Thursday, December 02, 2010

A (Re) Definition of Karma

Karma is a fundamental concept in Hindu, Jain, Buddhist and Sikh philosophies. Like any other concept, there are many definitions of the word. As Rama Kandra in the Matrix says, karma is a word. It is a way of saying “what I’m here to do”. What is it that I’m here to do?

The basis of karmic theory is the idea of causation – that every event has a cause and every action has a consequence. Thus, to understand what you’re here to do, you must understand cause and consequence.

You open your refrigerator, fetch a can of soft drink, pop it open and take a swig. A simple action: but a culmination of complex causes and the initiation of complex consequences. Whence does this soft drink come from? Where was it made? Who made it? Did it pollute the environment that it was made in? Were the people who made it given fair wages? Did people have to leave their homes and livelihood for the factory to be set up? Where politicians bribed, media played with to obtain permit to set up that factory? Was advertising subtly used to manipulate you into desiring something that you don’t really need? What does the intense amount of sugar and caffeine do when you gulp down this drink which you’ve been deluded into believing is refreshing? When you throw away the can, where does it go? What becomes of it?

Are you here to drink that can of soft drink? When you understand the causes and consequences of that simple action, you may be able to answer that question. Or you may not. Or the answer may change as you understand better.
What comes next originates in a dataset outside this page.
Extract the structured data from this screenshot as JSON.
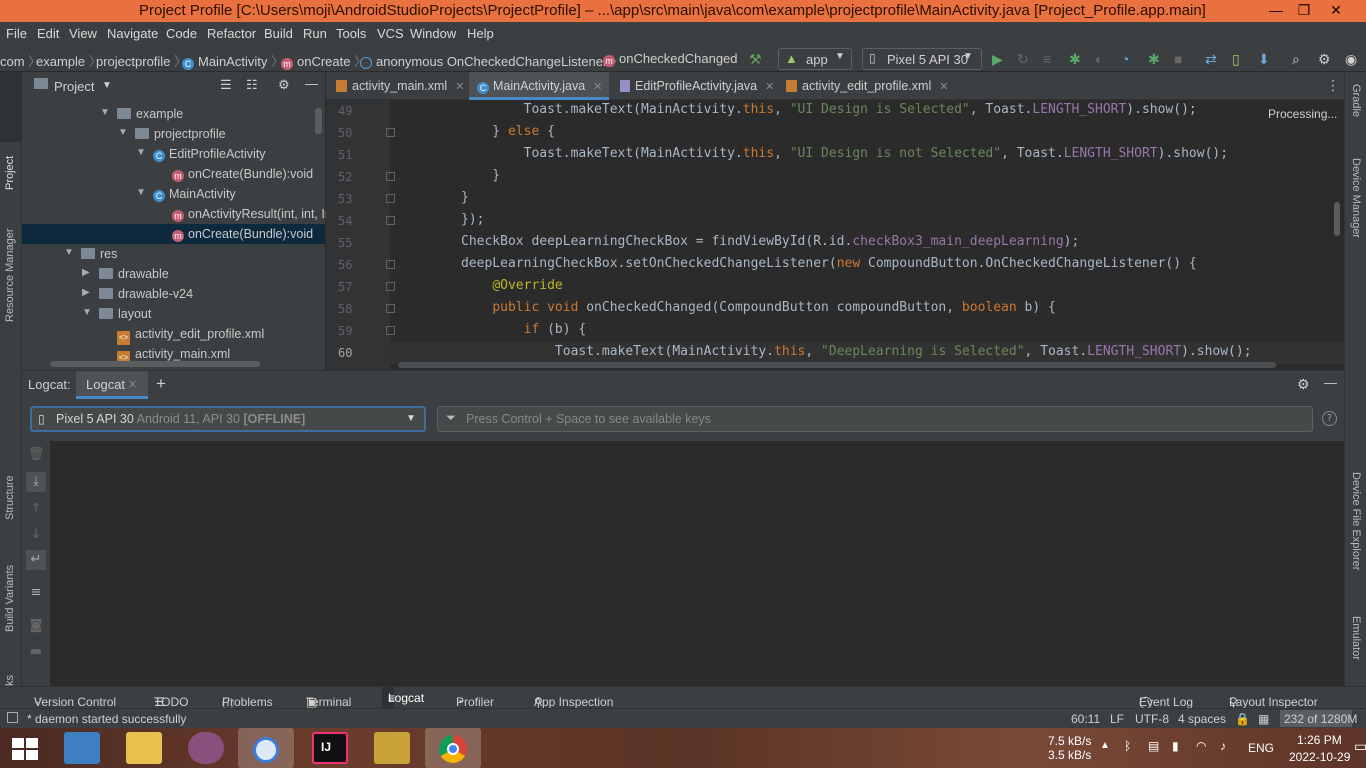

Sometimes understanding may become an end in itself.

Wednesday, December 01, 2010

The Success of Linux

Every year, at an indeterminate time, we start getting a slew of articles on the interwebs titled, ‘The Year 20XX is going to be the Year of the Linux Desktop’. Or something like that. Or, ‘the Year of the Linux Server’. Or proving what the market percentage of Linux is and how it’s much more than Windows or OS X. Or way less. Or how it’s rising. Or how netbooks would put Linux into the lay consumer’s hand.

I can understand where all these articles are coming from. It is every geek’s pipe dream to see Linux running on every single item of computing hardware sold. We want Linux to be everywhere. We want Linux to be the boss. We want Linux to be successful!

But it really depends on how you define success isn’t it? I doubt if Linux is going to break the hegemony of proprietary OSes anytime soon. But to me, the existence of Linux is success enough. The very fact that free and open source software can not only exist but also flourish is remarkable. Sometimes the existence of an alternative is enough to make the mainstream less sinister than it could actually be without the alternative. Linux acts as a deterrent to complete monopoly. It acts as a safety valve in ideology and practice.

So for me, Linux is already successful. Of course, I still dream about World Domination ™ in the future. But success is already here.